I smiled for a second and then I didn’t. My throat tightened, my eyes blurred with tears, and just like that Grief was sitting with me.
I thought about my father, who would be there were he still alive. I thought about all the things that should be. He should be that beaming grandfather and my son should be the proud young man getting to show his Papa how fast he is and how hard he plays. I should be the grateful link between the two of them, celebrating being my father’s son and my son’s father.
I looked at these three strangers and I began to get really angry at them.

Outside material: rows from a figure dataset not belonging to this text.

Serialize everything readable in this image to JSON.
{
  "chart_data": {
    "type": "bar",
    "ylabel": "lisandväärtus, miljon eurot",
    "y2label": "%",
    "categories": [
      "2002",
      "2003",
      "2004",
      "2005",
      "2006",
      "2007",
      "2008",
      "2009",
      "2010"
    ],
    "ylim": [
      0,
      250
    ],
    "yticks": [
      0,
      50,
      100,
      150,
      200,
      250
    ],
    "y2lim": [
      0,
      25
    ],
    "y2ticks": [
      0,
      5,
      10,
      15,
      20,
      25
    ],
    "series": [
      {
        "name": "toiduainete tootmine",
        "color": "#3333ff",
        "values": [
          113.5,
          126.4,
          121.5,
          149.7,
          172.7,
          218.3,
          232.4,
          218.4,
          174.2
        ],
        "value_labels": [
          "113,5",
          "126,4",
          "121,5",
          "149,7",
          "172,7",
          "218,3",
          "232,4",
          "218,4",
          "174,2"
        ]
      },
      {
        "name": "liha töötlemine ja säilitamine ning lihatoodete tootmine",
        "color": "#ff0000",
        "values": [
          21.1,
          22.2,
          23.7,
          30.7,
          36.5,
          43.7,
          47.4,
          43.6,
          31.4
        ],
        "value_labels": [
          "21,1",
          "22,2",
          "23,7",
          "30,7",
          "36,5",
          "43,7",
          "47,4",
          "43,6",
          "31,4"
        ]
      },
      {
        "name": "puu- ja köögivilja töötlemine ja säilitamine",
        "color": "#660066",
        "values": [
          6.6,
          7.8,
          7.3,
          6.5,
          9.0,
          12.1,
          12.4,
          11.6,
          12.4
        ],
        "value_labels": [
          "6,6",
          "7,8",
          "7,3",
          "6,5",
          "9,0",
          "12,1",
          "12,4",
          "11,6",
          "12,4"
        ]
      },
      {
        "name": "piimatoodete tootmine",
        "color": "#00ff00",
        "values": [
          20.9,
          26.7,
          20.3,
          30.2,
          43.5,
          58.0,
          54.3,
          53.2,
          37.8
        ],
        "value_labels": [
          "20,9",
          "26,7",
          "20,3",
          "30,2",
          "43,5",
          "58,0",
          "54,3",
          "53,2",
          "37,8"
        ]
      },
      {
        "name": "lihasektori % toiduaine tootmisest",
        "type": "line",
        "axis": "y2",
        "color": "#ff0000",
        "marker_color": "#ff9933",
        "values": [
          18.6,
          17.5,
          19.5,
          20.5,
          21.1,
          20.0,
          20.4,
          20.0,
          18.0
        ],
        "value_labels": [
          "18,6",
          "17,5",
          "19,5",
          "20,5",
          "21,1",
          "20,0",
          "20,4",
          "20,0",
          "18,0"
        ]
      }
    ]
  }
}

I found myself wondering if they realized how lucky they were, if they knew what an absolute gift this moment was. I imagined that they (like I had so many times before) were taking this seemingly ordinary day for granted. I imagine they too were thinking that had a never-ending supply of Saturdays. I was sure they never considered that this photo might be the last one they would take together; that it could be the oldest one of them would ever get. And I had absolutely convinced myself that these strangers deserved this moment far less than I did because they didn’t appreciate it the way that I would.
I wanted to run over to them and to make sure that they knew how fragile it all is, how none of it is ordinary, how all of it is precious and fleeting. I wanted to stop them and look them in the eyes and make sure they really understood everything about life and death and how much they’ll ache for moments like this once they can’t have them. I wanted to scream at them and shake them until they saw how blessed they were and were moved to the very tears that I was.
But then I realized that they wouldn’t understand even if I told them. Fortunately for them, they’re on this side of the Grief Valley and there are things that you can’t ever really know when you’re there. I sure didn’t. There are lessons that no one can teach you until you walk through losing someone you love, and until then you can’t fathom them—which is both fortunate and tragic.
I was oblivious to it all too. As thankful as I was, and as gratefully as I lived with my father, I was still on that side of the Grief Valley. I still posed for pictures and passed Saturday mornings and enjoyed family visits, not getting at that time what an irreplaceable treasure they were. I imagine that at some point a grieving stranger looked at me, with my son and my father—and hated me for how happy I was, resented me for all that I probably took for granted then. I’m sure Grief interrupted him in the middle of what felt to me like uneventful, ordinary life, and he was wounded anew and moved to tears.
So I stopped being angry at these strangers for not knowing what I know about grief. I celebrated their photo and gave thanks for what they could appreciate about one another and about that moment, and realized what they simply couldn’t see from where they were.
Then I wiped the tears from my cheeks, took a deep breath, and watched my son in all his beautiful brilliance, running fast and playing hard—and knew my father would have been beaming.